February 13-14, 2016: Teacher Tributes: My Fiancé



[For this year’s Valentine’s Day series, I decided to share some of my blog’s early Tribute Posts on teachers I have loved. Leading up to this special weekend post on a very special teacher!]
Because of her job (as a middle school social studies teacher in a strong school system—which is to say, as someone who works with probably the most technologically connected, obsessed, and savvy cohort of students in the world), my fiancé wouldn’t want me to discuss any identifying details in this space. (This will probably be the least-hyperlinked post I ever write!) So I’ll try to keep this general while still identifying five ways this very talented and dedicated teacher I love (in a slightly different way from my other subjects this week, natch) inspires me:
1)      Her Innovations: She’s been teaching for over 15 years, but is the polar opposite of the teacher who brings the same yellowed lecture notes to class each day. Not only does she innovate from one year to the next, but I’ve seen her on numerous occasions figuring out a new way to present a topic, draw out her students, address an area that’s not quite working from one day to the next. And of course she’s having to do so across multiple sections of the same class that nonetheless have to engage different students (both individually and as communities) and thus might (read: do) require different innovations as well.
2)      Her Resiliency: We all have days or times or aspects of our jobs that present challenges or frustrations, knock us down a notch or five, throw us for a serious loop. But I’m here to say that middle school teaching in 2015 has many, many more such aspects than does college professing, or many other jobs I’ve been around. My fiancé has had more than her share (more than anybody’s share) of challenges added onto those. And all she does is come back better and more determined than ever, not because it’ll make the challenges go away but because she’s stronger than they’ll ever be.
3)      Her Compassion: I can’t begin to enumerate all the ways in which middle school students—as individuals, as peers, as family members, as citizens of communities—present challenges that go well beyond content and the classroom (although that too). No middle school teacher can ignore all those contexts, but I know for a fact that many choose to prioritize the content and the classroom, and to let students and families come to them for anything else. Fair enough, but my fiancé illustrates the power and potency of the opposite: of having concern and compassion for where her students are, in every sense, and for doing everything she can to meet and address each of them there (without losing any classroom rigor).

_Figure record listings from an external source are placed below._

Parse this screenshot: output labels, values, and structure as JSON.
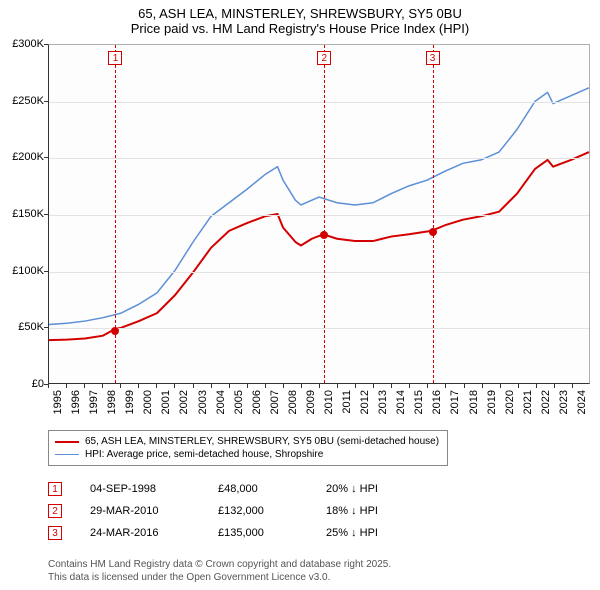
{
  "title": {
    "line1": "65, ASH LEA, MINSTERLEY, SHREWSBURY, SY5 0BU",
    "line2": "Price paid vs. HM Land Registry's House Price Index (HPI)"
  },
  "chart": {
    "type": "line",
    "background_color": "#fdfdfd",
    "grid_color": "#e4e4e4",
    "axis_color": "#333333",
    "x": {
      "min": 1995,
      "max": 2025,
      "ticks": [
        1995,
        1996,
        1997,
        1998,
        1999,
        2000,
        2001,
        2002,
        2003,
        2004,
        2005,
        2006,
        2007,
        2008,
        2009,
        2010,
        2011,
        2012,
        2013,
        2014,
        2015,
        2016,
        2017,
        2018,
        2019,
        2020,
        2021,
        2022,
        2023,
        2024
      ],
      "label_fontsize": 11
    },
    "y": {
      "min": 0,
      "max": 300000,
      "ticks": [
        0,
        50000,
        100000,
        150000,
        200000,
        250000,
        300000
      ],
      "tick_labels": [
        "£0",
        "£50K",
        "£100K",
        "£150K",
        "£200K",
        "£250K",
        "£300K"
      ],
      "label_fontsize": 11
    },
    "series": [
      {
        "name": "property",
        "label": "65, ASH LEA, MINSTERLEY, SHREWSBURY, SY5 0BU (semi-detached house)",
        "color": "#d40000",
        "line_width": 2,
        "data": [
          [
            1995,
            38000
          ],
          [
            1996,
            38500
          ],
          [
            1997,
            39500
          ],
          [
            1998,
            42000
          ],
          [
            1998.68,
            48000
          ],
          [
            1999,
            49000
          ],
          [
            2000,
            55000
          ],
          [
            2001,
            62000
          ],
          [
            2002,
            78000
          ],
          [
            2003,
            98000
          ],
          [
            2004,
            120000
          ],
          [
            2005,
            135000
          ],
          [
            2006,
            142000
          ],
          [
            2007,
            148000
          ],
          [
            2007.7,
            150000
          ],
          [
            2008,
            138000
          ],
          [
            2008.7,
            125000
          ],
          [
            2009,
            122000
          ],
          [
            2009.6,
            128000
          ],
          [
            2010.24,
            132000
          ],
          [
            2011,
            128000
          ],
          [
            2012,
            126000
          ],
          [
            2013,
            126000
          ],
          [
            2014,
            130000
          ],
          [
            2015,
            132000
          ],
          [
            2016.23,
            135000
          ],
          [
            2017,
            140000
          ],
          [
            2018,
            145000
          ],
          [
            2019,
            148000
          ],
          [
            2020,
            152000
          ],
          [
            2021,
            168000
          ],
          [
            2022,
            190000
          ],
          [
            2022.7,
            198000
          ],
          [
            2023,
            192000
          ],
          [
            2024,
            198000
          ],
          [
            2025,
            205000
          ]
        ]
      },
      {
        "name": "hpi",
        "label": "HPI: Average price, semi-detached house, Shropshire",
        "color": "#5b8fd6",
        "line_width": 1.5,
        "data": [
          [
            1995,
            52000
          ],
          [
            1996,
            53000
          ],
          [
            1997,
            55000
          ],
          [
            1998,
            58000
          ],
          [
            1999,
            62000
          ],
          [
            2000,
            70000
          ],
          [
            2001,
            80000
          ],
          [
            2002,
            100000
          ],
          [
            2003,
            125000
          ],
          [
            2004,
            148000
          ],
          [
            2005,
            160000
          ],
          [
            2006,
            172000
          ],
          [
            2007,
            185000
          ],
          [
            2007.7,
            192000
          ],
          [
            2008,
            180000
          ],
          [
            2008.7,
            162000
          ],
          [
            2009,
            158000
          ],
          [
            2010,
            165000
          ],
          [
            2011,
            160000
          ],
          [
            2012,
            158000
          ],
          [
            2013,
            160000
          ],
          [
            2014,
            168000
          ],
          [
            2015,
            175000
          ],
          [
            2016,
            180000
          ],
          [
            2017,
            188000
          ],
          [
            2018,
            195000
          ],
          [
            2019,
            198000
          ],
          [
            2020,
            205000
          ],
          [
            2021,
            225000
          ],
          [
            2022,
            250000
          ],
          [
            2022.7,
            258000
          ],
          [
            2023,
            248000
          ],
          [
            2024,
            255000
          ],
          [
            2025,
            262000
          ]
        ]
      }
    ],
    "markers": [
      {
        "n": "1",
        "x": 1998.68,
        "y": 48000,
        "color": "#d40000"
      },
      {
        "n": "2",
        "x": 2010.24,
        "y": 132000,
        "color": "#d40000"
      },
      {
        "n": "3",
        "x": 2016.23,
        "y": 135000,
        "color": "#d40000"
      }
    ]
  },
  "legend": {
    "rows": [
      {
        "color": "#d40000",
        "width": 2,
        "label_path": "chart.series.0.label"
      },
      {
        "color": "#5b8fd6",
        "width": 1.5,
        "label_path": "chart.series.1.label"
      }
    ]
  },
  "events": [
    {
      "n": "1",
      "color": "#d40000",
      "date": "04-SEP-1998",
      "price": "£48,000",
      "diff": "20% ↓ HPI"
    },
    {
      "n": "2",
      "color": "#d40000",
      "date": "29-MAR-2010",
      "price": "£132,000",
      "diff": "18% ↓ HPI"
    },
    {
      "n": "3",
      "color": "#d40000",
      "date": "24-MAR-2016",
      "price": "£135,000",
      "diff": "25% ↓ HPI"
    }
  ],
  "footer": {
    "line1": "Contains HM Land Registry data © Crown copyright and database right 2025.",
    "line2": "This data is licensed under the Open Government Licence v3.0."
  }
}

4)      Her Collegiality: This one’s simple to say but very hard to pull off: she cares about her colleagues and their success as much as she does her students and theirs. To quote Charles Dickens, may that be truly said of us, and all of us!

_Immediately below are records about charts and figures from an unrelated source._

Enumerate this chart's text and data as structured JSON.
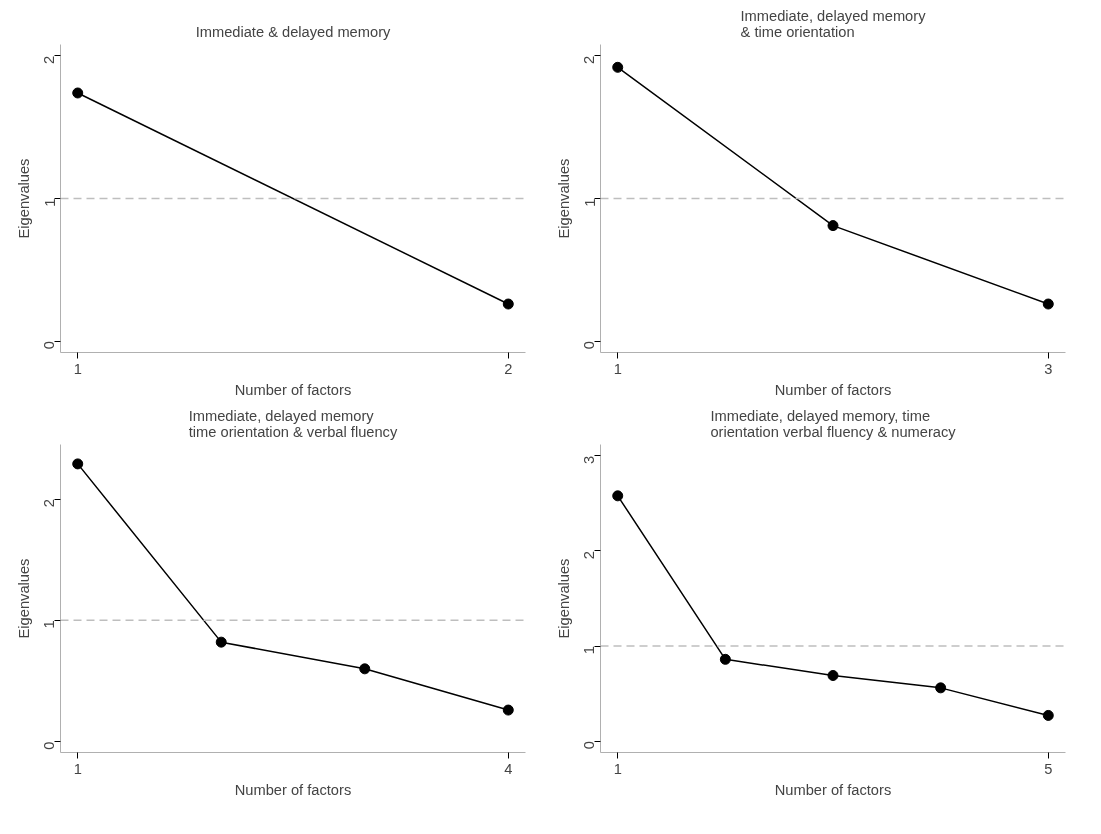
{
  "chart_data": [
    {
      "type": "line",
      "title": "Immediate & delayed memory",
      "xlabel": "Number of factors",
      "ylabel": "Eigenvalues",
      "x": [
        1,
        2
      ],
      "series": [
        {
          "color": "#000000",
          "values": [
            1.74,
            0.26
          ]
        }
      ],
      "marker": "circle",
      "line_style": "solid",
      "grid": false,
      "xlim": [
        0.96,
        2.04
      ],
      "xticks": [
        1,
        2
      ],
      "ylim": [
        -0.08,
        2.08
      ],
      "yticks": [
        0,
        1,
        2
      ],
      "ref_lines": [
        {
          "axis": "y",
          "value": 1,
          "color": "#bebebe",
          "line_style": "dashed"
        }
      ]
    },
    {
      "type": "line",
      "title": "Immediate, delayed memory\n& time orientation",
      "xlabel": "Number of factors",
      "ylabel": "Eigenvalues",
      "x": [
        1,
        2,
        3
      ],
      "series": [
        {
          "color": "#000000",
          "values": [
            1.92,
            0.81,
            0.26
          ]
        }
      ],
      "marker": "circle",
      "line_style": "solid",
      "grid": false,
      "xlim": [
        0.92,
        3.08
      ],
      "xticks": [
        1,
        3
      ],
      "ylim": [
        -0.08,
        2.08
      ],
      "yticks": [
        0,
        1,
        2
      ],
      "ref_lines": [
        {
          "axis": "y",
          "value": 1,
          "color": "#bebebe",
          "line_style": "dashed"
        }
      ]
    },
    {
      "type": "line",
      "title": "Immediate, delayed memory\ntime orientation & verbal fluency",
      "xlabel": "Number of factors",
      "ylabel": "Eigenvalues",
      "x": [
        1,
        2,
        3,
        4
      ],
      "series": [
        {
          "color": "#000000",
          "values": [
            2.29,
            0.82,
            0.6,
            0.26
          ]
        }
      ],
      "marker": "circle",
      "line_style": "solid",
      "grid": false,
      "xlim": [
        0.88,
        4.12
      ],
      "xticks": [
        1,
        4
      ],
      "ylim": [
        -0.09,
        2.45
      ],
      "yticks": [
        0,
        1,
        2
      ],
      "ref_lines": [
        {
          "axis": "y",
          "value": 1,
          "color": "#bebebe",
          "line_style": "dashed"
        }
      ]
    },
    {
      "type": "line",
      "title": "Immediate, delayed memory, time\norientation verbal fluency & numeracy",
      "xlabel": "Number of factors",
      "ylabel": "Eigenvalues",
      "x": [
        1,
        2,
        3,
        4,
        5
      ],
      "series": [
        {
          "color": "#000000",
          "values": [
            2.58,
            0.86,
            0.69,
            0.56,
            0.27
          ]
        }
      ],
      "marker": "circle",
      "line_style": "solid",
      "grid": false,
      "xlim": [
        0.84,
        5.16
      ],
      "xticks": [
        1,
        5
      ],
      "ylim": [
        -0.12,
        3.12
      ],
      "yticks": [
        0,
        1,
        2,
        3
      ],
      "ref_lines": [
        {
          "axis": "y",
          "value": 1,
          "color": "#bebebe",
          "line_style": "dashed"
        }
      ]
    }
  ]
}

5)      Her Passion: What those four, and so many other, elements add up to is someone who cares so deeply and fully, someone who brings the same passion to her job that she brings to the rest of her life (which is to say, as my sons would put it, a googolplex amount). That’d be damn inspiring in any person and profession—but in a teacher, it’s infinitely more so.
Annual post-Valentine’s non-favorites series starts Monday,
Ben
PS. Teachers to whom you’d pay tribute? Other loves you’d share?